As I suffer from S.A.D.ness over the dark winter I am very impressed with this idea.
However, can I ask... Does the Leds actually produce the correct spectrum of light required to provide treatment for S.A.D. (Seasonal Adjusted Disorder)
hanlin_y (author)  Billrose1 year ago
470nm LEDs are also used for SAD. The SMD LEDs used here were 467-470 nm.
According to the Mayo clinic there isn't as much research supporting blue light therapy while there is much to support white light therapy. Blue light also my pose a greater risk for harming your eyes than white light. Blue has a shorter wavelength much closer to UV and likely contains a lot of UV light. Light boxes for SAD should have as little UV as possible, a UV filter could help with this. White light is probably the best way to go, but I imagine this project might be improved by using white LEDs, but keep in mind that the research done with light boxes is based on florescent and incandescent light. It also might be important to note that white LEDs emit both blue and yellow light, which sort of cancel each other out to give the appearance of white light (much like the white pixels on your computer screen created by mixing red and green with blue light.) This may not be enough for our brain to receive the full benefit of the light or to counter act the possible negatives of the blue light. More research needs to be done on the effectiveness of LED light boxes on SAD.
When evaluating brightness, remember that your eyes scale brightness logarithmically i.e. the eyes don't perceive a change from 100 lux/lumens/unit-whatever to 1000 as being 10 times brighter but just roughly twice as bright. The speed of the change influences your perception of the change in brightness as well owing to both the motion of the pupil and some neurological controls.
schmitta1 year ago
Using a computer is overkill for timing and light dimming. Use 555 for 1/2 hour timing. and I could probably design you a circuit for light dimming if needed.
Your instructable looks excellent and your idea is good but I'm sorry to tell you it  will do little to help someone with true SAD, though it will likely help those who have to get up while it's still dark in adjusting their wake-sleep cycle.
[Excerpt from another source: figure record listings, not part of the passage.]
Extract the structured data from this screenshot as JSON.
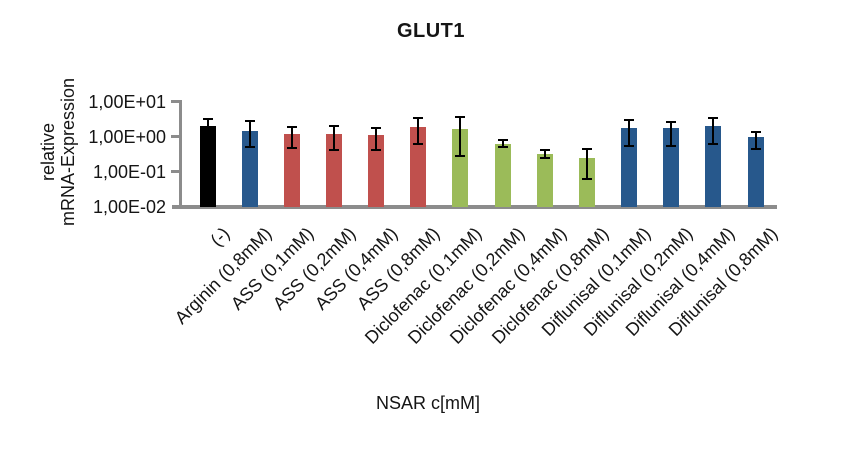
{
  "title": "GLUT1",
  "chart_data": {
    "type": "bar",
    "title": "GLUT1",
    "xlabel": "NSAR c[mM]",
    "ylabel": "relative mRNA-Expression",
    "ylabel_lines": [
      "relative",
      "mRNA-Expression"
    ],
    "y_scale": "log",
    "ylim": [
      0.01,
      10
    ],
    "grid": false,
    "legend": "none",
    "y_ticks": [
      {
        "label": "1,00E+01",
        "value": 10
      },
      {
        "label": "1,00E+00",
        "value": 1
      },
      {
        "label": "1,00E-01",
        "value": 0.1
      },
      {
        "label": "1,00E-02",
        "value": 0.01
      }
    ],
    "categories": [
      "(-)",
      "Arginin (0,8mM)",
      "ASS (0,1mM)",
      "ASS (0,2mM)",
      "ASS (0,4mM)",
      "ASS (0,8mM)",
      "Diclofenac (0,1mM)",
      "Diclofenac (0,2mM)",
      "Diclofenac (0,4mM)",
      "Diclofenac (0,8mM)",
      "Diflunisal (0,1mM)",
      "Diflunisal (0,2mM)",
      "Diflunisal (0,4mM)",
      "Diflunisal (0,8mM)"
    ],
    "values": [
      2.0,
      1.4,
      1.2,
      1.2,
      1.1,
      1.85,
      1.65,
      0.63,
      0.31,
      0.24,
      1.75,
      1.7,
      2.0,
      0.95
    ],
    "error_hi": [
      3.2,
      2.7,
      1.85,
      1.95,
      1.8,
      3.4,
      3.55,
      0.78,
      0.42,
      0.43,
      3.05,
      2.6,
      3.4,
      1.35
    ],
    "error_lo": [
      1.4,
      0.5,
      0.48,
      0.42,
      0.42,
      0.6,
      0.27,
      0.49,
      0.24,
      0.063,
      0.53,
      0.55,
      0.6,
      0.43
    ],
    "bar_color_keys": [
      "black",
      "blue",
      "red",
      "red",
      "red",
      "red",
      "green",
      "green",
      "green",
      "green",
      "blue",
      "blue",
      "blue",
      "blue"
    ],
    "colors": {
      "black": "#000000",
      "blue": "#27588C",
      "red": "#C0504D",
      "green": "#9BBB59"
    },
    "axis_color": "#8C8C8C",
    "error_bar_color": "#000000"
  }
}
As ChuckMeIntoHell wrote, research on the effects of light on SAD strongly indicate its not so much the wavelength of light (the colour) as the intensity. The time and intensity of light needed to effect any change for the better would quite possibly damage a person's eyes.

Speaking from personal experience of someone with SAD, I definitely need an intensity of 10,000 LUX for at least 45 minutes to feel better though many only need 20-30 minutes of bright light per day. 

Though 10,000 LUX may seem brighter than needed, it's the equivalent of early morning light on a summer day. Perhaps knowing how bright the light is, it's not unreasonable to understand why 10,000 LUX is needed for about 30 minutes, and why your light wouldn't help someone with SAD.
razamatraz1 year ago
Interesting. I have a Phillips Go-Lite which is basically the expensive store bought version of this and seems to help keep me sane in the dark Canadian Winters . I was wondering if it could just be replaced with simple blue 5mm LEDs.

hanlin_y (author)  razamatraz1 year ago
You can use 5mm LEDs if you have perf boards.
Showing off some Ubuntu love, nice.
krisygirl1 year ago
haha..would absolutely love one of these, but sorry I lost you at "100nf capacitors"..:))
ffcabral1 year ago
Very interesting to make it inside a book for design and ambience purposes.